Amongst those influenced by Kubert’s drawing style and storytelling was a young Steve Ditko, almost 10 years before he would co-create the Amazing Spider-Man. Ditko was first published in 1953 and there are numerous examples in that first formative year where the Kubert influence is quite clear. It dissipated during the latter half of the 1950s, but did pop up on occasion.
“One of the first things I recall about seeing Captain Atom,”said Roy Thomas (writer, then editor at Marvel concurrent with Ditko’s tenure), “is the resemblance of Ditko’s faces to Kubert’s 1954 comic, Tor.”
It’s one thing to draw faces similar to another artist, but it’s another to be influenced by how said artist lays out his page. Below, if I didn’t tell you which is which, you may have challenges telling the difference. On your left is Ditko’s Black Magic #28, cover dated Jan ’54. On your left is Kubert’s Witchcraft #1, cover-dated Mar/Apr ’52. Note the very striking similarities in choices of staging, perspective and lighting (click to enlarge, and open both side by side)...
“The Yellow Streak” page is Kubert from Speed Comics #42, Mar ’46. The Ditko “Help!” page is from Strange Tales #94, Mar ’62, and the 3-panel montage is also Ditko, from a late 1950s Charlton, a Dr.
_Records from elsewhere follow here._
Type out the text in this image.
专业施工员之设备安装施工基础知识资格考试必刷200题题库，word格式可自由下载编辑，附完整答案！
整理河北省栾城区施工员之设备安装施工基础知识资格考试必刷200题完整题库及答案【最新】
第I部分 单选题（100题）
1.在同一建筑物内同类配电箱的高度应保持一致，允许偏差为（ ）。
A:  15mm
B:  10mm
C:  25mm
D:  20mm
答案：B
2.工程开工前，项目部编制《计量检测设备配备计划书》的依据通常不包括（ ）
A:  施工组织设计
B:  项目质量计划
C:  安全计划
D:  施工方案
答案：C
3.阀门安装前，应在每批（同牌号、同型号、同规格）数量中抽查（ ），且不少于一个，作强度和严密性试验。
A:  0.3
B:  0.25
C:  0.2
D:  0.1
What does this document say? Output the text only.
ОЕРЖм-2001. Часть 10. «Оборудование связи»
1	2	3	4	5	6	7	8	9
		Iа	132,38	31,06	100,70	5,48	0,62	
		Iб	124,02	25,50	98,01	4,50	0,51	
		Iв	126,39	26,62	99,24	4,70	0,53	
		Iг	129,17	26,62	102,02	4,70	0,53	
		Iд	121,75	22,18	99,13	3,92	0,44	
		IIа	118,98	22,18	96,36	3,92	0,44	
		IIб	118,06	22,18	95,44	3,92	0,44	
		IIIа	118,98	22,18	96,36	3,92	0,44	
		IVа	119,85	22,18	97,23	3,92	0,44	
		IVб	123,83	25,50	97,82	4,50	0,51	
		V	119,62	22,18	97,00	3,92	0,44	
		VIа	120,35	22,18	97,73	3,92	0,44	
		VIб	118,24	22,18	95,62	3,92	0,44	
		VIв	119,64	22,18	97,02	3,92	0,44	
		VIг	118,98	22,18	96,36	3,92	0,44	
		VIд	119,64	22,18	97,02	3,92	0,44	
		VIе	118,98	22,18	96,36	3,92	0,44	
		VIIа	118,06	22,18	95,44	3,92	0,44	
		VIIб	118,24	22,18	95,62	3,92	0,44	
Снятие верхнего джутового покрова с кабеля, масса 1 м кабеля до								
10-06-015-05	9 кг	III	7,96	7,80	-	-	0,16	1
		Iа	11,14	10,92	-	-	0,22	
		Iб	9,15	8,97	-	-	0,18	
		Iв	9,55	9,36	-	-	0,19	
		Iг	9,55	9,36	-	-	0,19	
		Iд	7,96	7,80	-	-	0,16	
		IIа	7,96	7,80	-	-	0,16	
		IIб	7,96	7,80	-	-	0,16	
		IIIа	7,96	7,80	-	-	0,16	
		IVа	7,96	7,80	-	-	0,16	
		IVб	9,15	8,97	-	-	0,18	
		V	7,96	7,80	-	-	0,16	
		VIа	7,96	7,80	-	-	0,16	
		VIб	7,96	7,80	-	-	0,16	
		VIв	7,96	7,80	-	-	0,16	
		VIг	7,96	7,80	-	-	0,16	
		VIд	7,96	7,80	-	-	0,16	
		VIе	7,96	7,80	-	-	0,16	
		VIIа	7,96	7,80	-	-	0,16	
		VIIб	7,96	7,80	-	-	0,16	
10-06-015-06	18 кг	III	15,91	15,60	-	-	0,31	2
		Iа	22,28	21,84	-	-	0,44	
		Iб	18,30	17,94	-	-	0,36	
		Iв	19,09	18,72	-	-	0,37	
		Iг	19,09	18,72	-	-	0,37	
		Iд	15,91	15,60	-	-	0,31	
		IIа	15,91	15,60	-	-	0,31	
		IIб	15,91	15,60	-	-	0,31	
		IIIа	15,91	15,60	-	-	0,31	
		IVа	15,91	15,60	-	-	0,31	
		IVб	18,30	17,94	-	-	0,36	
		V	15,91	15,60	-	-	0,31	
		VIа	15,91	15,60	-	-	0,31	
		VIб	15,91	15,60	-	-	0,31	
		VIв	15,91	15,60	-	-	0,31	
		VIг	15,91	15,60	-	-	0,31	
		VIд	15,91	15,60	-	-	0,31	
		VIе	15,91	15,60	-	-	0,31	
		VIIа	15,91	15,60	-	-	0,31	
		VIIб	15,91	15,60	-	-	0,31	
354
Strange story and an Amazing Spider-Man story, both from 1965.
I don’t believe Ditko has ever mentioned Kubert (although Ditko has only ever mentioned Robinson as a direct influence, because of their teacher/student relationship), and I don’t think Kubert is in print addressing the matter at any length.
Nonetheless, Ditko is one of many artists in the comic-book field that was influenced by Kubert. Both men’s legacies are secured, and Kubert’s influence on the industry as a whole is seen this week in the number of tributes documented by industry peers, and non-industry media outlets.